• Books and reading

    A (sometimes confronting) personal and social history: ‘A Particular Woman’ by Ashley Dawson-Damer

    I may have only two things in common with the author of this memoir: we are both women, and have both experienced grief and trauma in our lives. I can think of a long list of ways in which we are different: family background, political views, life experiences. So it’s perhaps not too surprising that for much of the time while reading A Particular Woman I felt a certain alienation from its author – or at least, from her representation of herself. Having said that, the book is an interesting read, partly because it’s a journey through Australian life in the 1960’s, 70’s and 80’s and up to the present time.
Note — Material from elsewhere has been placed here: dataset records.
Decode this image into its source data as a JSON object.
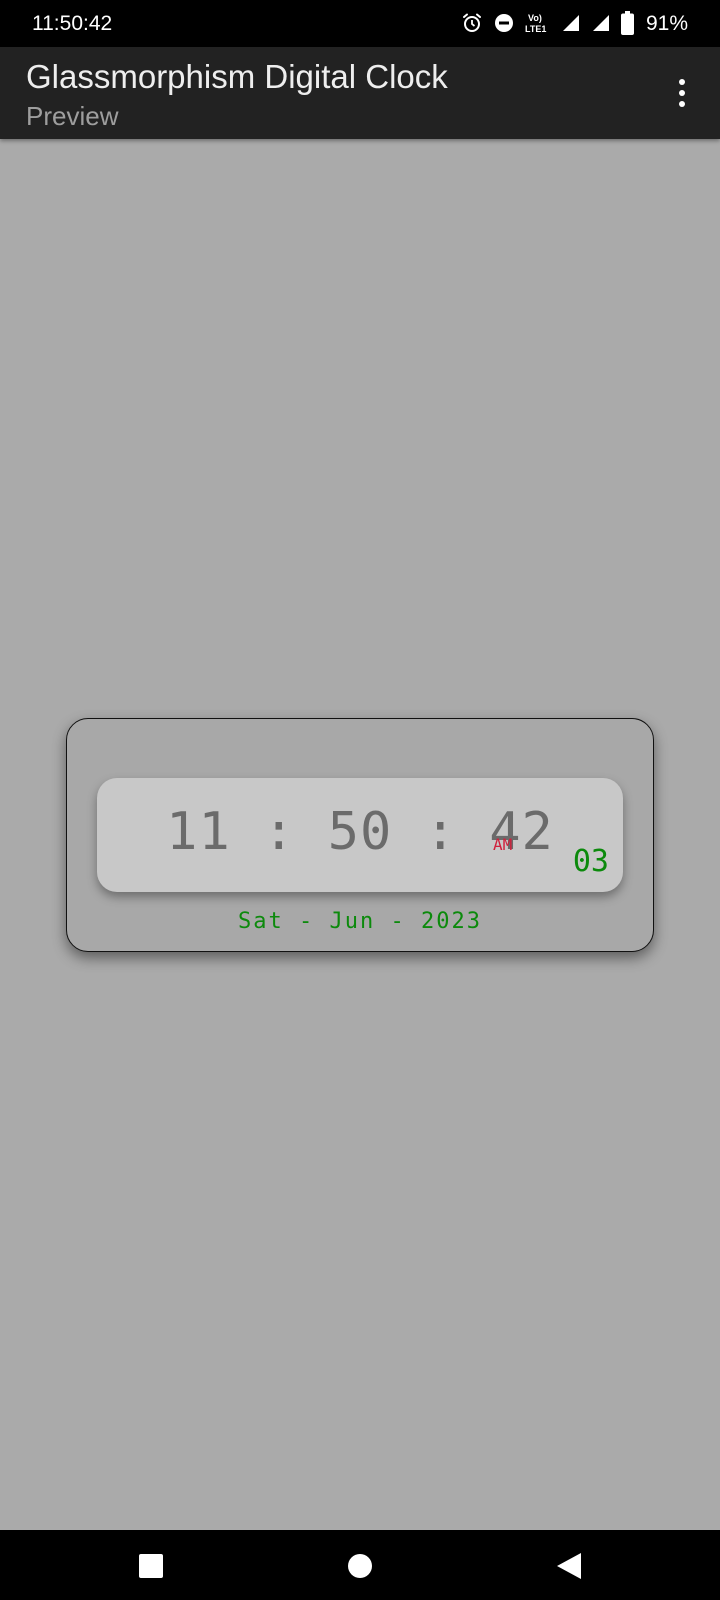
{
  "status_bar": {
    "time": "11:50:42",
    "battery_percent": "91%",
    "icons": [
      "alarm-icon",
      "do-not-disturb-icon",
      "volte-icon",
      "signal-icon",
      "signal-icon",
      "battery-icon"
    ],
    "volte_label": "Vo) LTE1"
  },
  "app_bar": {
    "title": "Glassmorphism Digital Clock",
    "subtitle": "Preview",
    "menu_icon": "more-vert-icon"
  },
  "clock": {
    "time": "11 : 50 : 42",
    "ampm": "AM",
    "day_number": "03",
    "date": "Sat - Jun - 2023",
    "colors": {
      "time": "#6b6b6b",
      "ampm": "#d0203c",
      "accent": "#0c8a0c",
      "background": "#aaaaaa"
    }
  },
  "nav_bar": {
    "buttons": [
      "recents-icon",
      "home-icon",
      "back-icon"
    ]
  }
}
    I’ll start with the blurb on the back cover:
    Embracing the excitement and turbulence of sixties Sydney, Ashley is set to make her mark amid uni classes filled with ambitious young males. She imagines her future with a successful career, husband, and a house full of children.
    But life is never quite that easy.

    As a university graduate with a degree in economics (unusual for a woman at that time) Ashley travels to London and Canada, marries, and lives with her new husband as an expat in the Philippines, Singapore, Nigeria and Argentina. Later, as a single parent, she supports her young children through work as a model; eventually find love and security and a country lifestyle, before venturing into a role in the arts world as a member of various boards. Throughout the years she comes up against tragedy, hardship and profound grief.

    I admit to a certain amount of distaste for aspects of her life, or at least for the way she describes them. She recounts jobs with a large tobacco company with no apparent reflection on the evils of this industry. Similarly, her descriptions of her life as an expat in countries with high levels of poverty hint at a limited awareness of the position of relative privilege held by monied, white youngsters in countries previously colonised and often pillaged by the West. Several interactions between various friends and some local people struck me as shameful, but are recounted by the author with no apology or reflection.

    Dawson-Damer seemed to move through the world as a young, blonde, beautiful woman with an apparent line up of men ogling her and wanting to take her to bed. I found this uncomfortable reading.

    However, I decided to regard this memoir as a first hand account of the times in which she lived. Australia, as with much of the world, was undergoing a period of great change; upheavals as economies and societies transitioned from the post-war era to a modern day understanding of issues like imperialism, racism, and sexism. As an example: while completing her economics degree, it was still the custom to hold a ‘Miss Economics’ competition in the faculty! And as the author puts it:

    Work was opening up for me, and yet women in the workplace had to be careful. We knew not to catch lifts alone with certain men; there’s no denying it, in those days we were fair game.

    A Particular Woman p36

    Dawson-Damer’s life did not play out as expected. She was to endure loss and hardship and several transformations of her own life before reaching a place of acceptance and stability. I warmed to her more as she recounted these difficult times and the way she dealt with them. I could admire her hard work, tenacity and commitment to whatever challenges she set herself. Her philosophy is best summed up in these words:

    We must celebrate life. Not just our own, but the life we have with others. Most of us are going to have difficult times dished up to us. The awful times are balanced out by the good times. If we are lucky, we will survive the tragedies that might occur and go on to be stronger…Suffering mellows us. It makes us humbler and wiser. It adds steel melded with compassion to our strength.

    A Particular Woman p235

    The book is illustrated with a collection of photographs from different times in her life. I would have enjoyed knowing more about the people and places in some of these, but they were a welcome addition, helping to bring her story alive.

    A Particular Woman is a story of resilience against a backdrop of a changing Australia, and would hold plenty to interest readers who enjoy first-hand accounts of interesting lives such as
    Ashley Dawson-Damer’s.

    A Particular Woman will be published in July 2020 by Ventura Press.
    My thanks to the publisher for a copy to read and review.